As a rule of thumb, global health security means the presence
and development of robust and resilient public health systems that can help
prevent, detect and respond to infectious disease threats. This assumes
particular importance in our globalised world, where a disease threat
anywhere is a disease threat everywhere. Remember the oft-repeated line
during the Covid-19 pandemic: no one is safe until everybody is safe? The Covid
pandemic underscored the necessity of global solidarity and working across
borders and governments in a whole-of-the-world approach to infectious
diseases. In this context, the global health security agenda represents global
efforts to strengthen the world’s ability to prevent, detect and respond to
infectious disease threats.
Global health security gained policy salience after the Ebola
outbreak. It led to the adoption of the Global Health Security Agenda (GHSA) in
2014, with the initial involvement of 40 countries. With more than 70 countries
now signing up for the GHSA 2024, it is expanding its footprint and reach to
the rest of the globe. The key elements of the GHSA involve developing
sustainable financing mechanisms, promoting multisector collaboration,
improving information sharing across countries and strengthening the accountability
of member states to their country commitments.
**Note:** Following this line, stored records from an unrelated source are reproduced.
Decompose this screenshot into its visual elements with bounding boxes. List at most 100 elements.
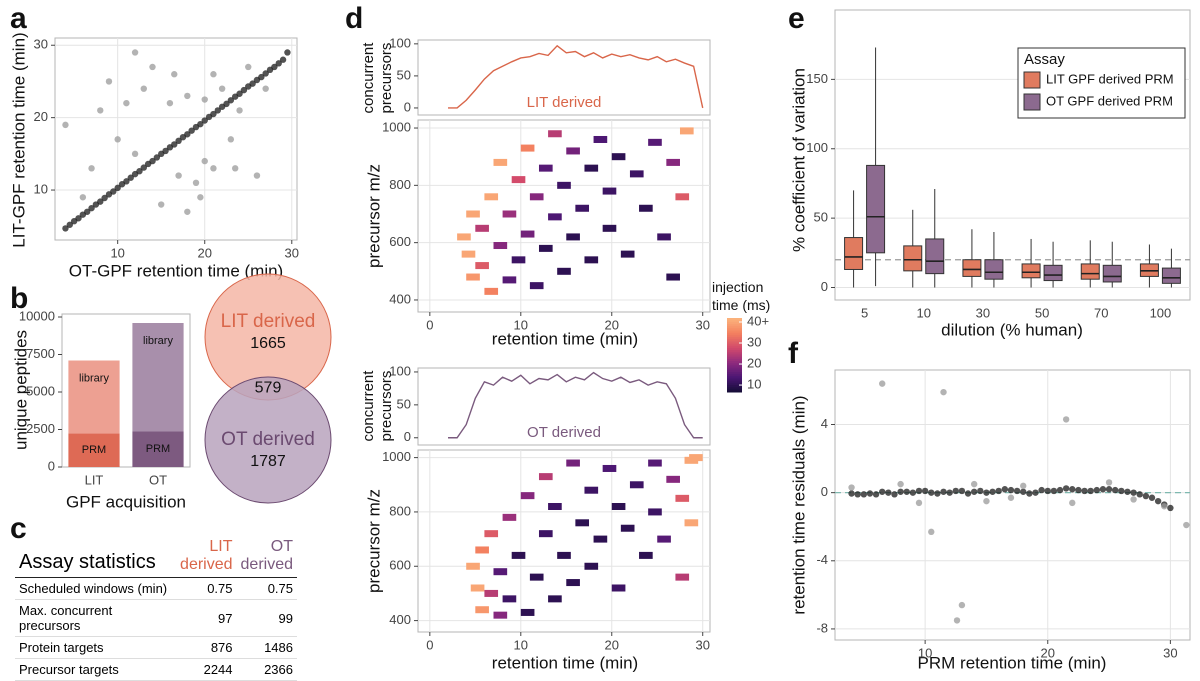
segment-label: library <box>79 372 109 384</box>
precursor-window <box>484 287 499 295</box>
point <box>262 85 269 92</box>
colorbar-step <box>727 356 742 360</box>
point <box>62 121 69 129</box>
x-tick-label: 10 <box>110 245 124 260</box>
point <box>136 168 143 175</box>
point <box>97 198 104 205</box>
box <box>866 164 886 254</box>
box <box>984 259 1004 280</box>
point <box>1087 487 1094 495</box>
precursor-window <box>461 250 476 258</box>
point <box>197 194 204 201</box>
point <box>983 489 990 496</box>
x-tick-label: 100 <box>1150 305 1172 320</box>
precursor-window <box>639 551 653 559</box>
precursor-window <box>648 508 662 516</box>
precursor-window <box>502 210 517 218</box>
precursor-window <box>566 459 580 467</box>
precursor-window <box>657 535 671 543</box>
precursor-window <box>502 276 517 284</box>
precursor-window <box>511 551 526 559</box>
point <box>1105 486 1113 493</box>
y-tick-label: 600 <box>389 234 411 249</box>
precursor-window <box>520 608 535 616</box>
colorbar-step <box>727 325 742 328</box>
x-tick-label: 20 <box>605 317 619 332</box>
y-tick-label: 0 <box>48 458 55 473</box>
point <box>977 487 984 495</box>
precursor-window <box>502 513 517 521</box>
point <box>915 499 923 507</box>
point <box>131 49 139 56</box>
colorbar-step <box>727 362 742 365</box>
table-row: Scheduled windows (min) 0.75 0.75 <box>15 577 297 600</box>
y-axis-label: LIT-GPF retention time (min) <box>9 32 28 247</box>
point <box>262 70 269 77</box>
plot-panel <box>417 39 711 116</box>
colorbar-tick-label: 20 <box>747 355 761 370</box>
point <box>1032 489 1039 496</box>
precursor-window <box>575 204 590 212</box>
cell: 97 <box>176 599 237 637</box>
colorbar-step <box>727 349 742 352</box>
point <box>123 178 130 185</box>
x-axis-label: retention time (min) <box>492 329 638 348</box>
point <box>1020 488 1027 495</box>
y-tick-label: 150 <box>806 71 828 86</box>
y-tick-label: 5000 <box>26 383 55 398</box>
precursor-window <box>520 492 535 500</box>
point <box>131 150 139 158</box>
colorbar-step <box>727 380 742 384</box>
precursor-window <box>611 584 626 592</box>
point <box>245 63 252 71</box>
precursor-window <box>470 584 485 592</box>
box <box>1102 264 1122 283</box>
colorbar-step <box>727 342 742 345</box>
y-tick-label: 800 <box>389 177 411 192</box>
point <box>1044 487 1051 495</box>
cell: 876 <box>176 636 237 659</box>
point <box>1161 503 1168 510</box>
y-axis-label: unique peptides <box>11 330 30 450</box>
point <box>101 194 108 202</box>
panel-letter: e <box>788 2 805 35</box>
y-tick-label: 20 <box>34 109 48 124</box>
y-tick-label: 1000 <box>382 119 411 134</box>
point <box>1038 486 1045 494</box>
point <box>1050 487 1058 495</box>
cell: 2366 <box>236 658 297 681</box>
colorbar-step <box>727 382 742 386</box>
cell: 0.75 <box>236 577 297 600</box>
precursor-window <box>475 224 489 232</box>
point <box>66 221 73 228</box>
point <box>928 489 935 496</box>
point <box>1069 499 1076 507</box>
point <box>279 56 287 63</box>
precursor-window <box>679 127 694 135</box>
point <box>1167 504 1174 512</box>
y-tick-label: 50 <box>397 396 411 411</box>
x-tick-label: 10 <box>917 305 931 320</box>
point <box>989 488 996 495</box>
precursor-window <box>493 611 508 619</box>
precursor-window <box>493 158 508 166</box>
x-axis-label: retention time (min) <box>492 653 638 672</box>
colorbar-step <box>727 332 742 336</box>
y-tick-label: 1000 <box>382 449 411 464</box>
point <box>88 204 95 212</box>
precursor-window <box>520 230 535 238</box>
point <box>114 136 121 143</box>
box <box>962 259 982 277</box>
point <box>79 194 87 201</box>
table-row: Precursor targets 2244 2366 <box>15 658 297 681</box>
point <box>153 154 161 161</box>
point <box>848 490 855 497</box>
precursor-window <box>475 606 489 614</box>
colorbar-step <box>727 334 742 337</box>
x-tick-label: 70 <box>1094 305 1108 320</box>
legend-label: OT GPF derived PRM <box>1046 93 1173 108</box>
table-row: Protein targets 876 1486 <box>15 636 297 659</box>
colorbar-step <box>727 375 742 378</box>
point <box>1111 486 1119 494</box>
box <box>844 237 864 270</box>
While global health security had long been a concern, the Covid
pandemic helped a further shift towards it. This was manifested in the
interest of the media, the general public and health policy officials in
cross-border infections. Not only this, the Covid pandemic also kick-started
discussions on the need for pandemic preparedness and response treaties, as
well as revision of existing International Health Regulations (IHR). In
parallel, the GHSA also acquired its present shape, intersecting and feeding
into debates about new pandemic treaties and revisions to the IHR.
Building a
resilient public health system is of vital importance.
Pakistan has signed onto GHSA 24, and the National Institute of
Health (NIH) has been leading on both GHSA and IHR. GHSA 24 requires member
countries to develop leadership and technical knowledge and initiate
collaborative efforts to sustain health security in the long term. The GHSA
requires countries to show demonstrable progress in health security-related
technical areas, as well as complete a joint external evaluation and reach a
level of demonstrated capacity in at least five technical areas.
Pakistan participated in a joint external evaluation in 2023.
Based on the assessment, an action plan for health security is now being
formulated. The summit offers an opportunity to not only review the progress
Pakistan has made but also to benefit from the best global practices on show.
Pakistan faces many challenges when it comes to infectious diseases.
Tuberculosis and anti-microbial diseases remain issues of significant concern.
Anti-microbial resistance in Pakistan is mounting, and what has been called a
silent pandemic may balloon into a grand pandemic if not collectively
addressed.
The work on building up a resilient public health system is of
vital importance with respect to the global health security agenda. Yet, there
is a long way to go when it comes to strengthening public health systems in
Pakistan. The examples of Korea and Japan, where robust public health systems
proved crucial in beating back the Covid pandemic, are illustrative in this
regard.
Pakistan will obviously be looking to invest more in health systems, especially where laboratory and surveillance capacities are concerned. Funding for pandemic preparedness is also a long-standing issue, which is being negotiated in the new pandemic preparedness treaty. One funding window for pandemic preparedness and response has been opened up by the World Bank. Pakistan needs to be alive to such new funding streams. The global health summit offers an ideal opportunity to seize on these and other emerging opportunities and make use of them. More importantly, political ownership of GHSA is also a must.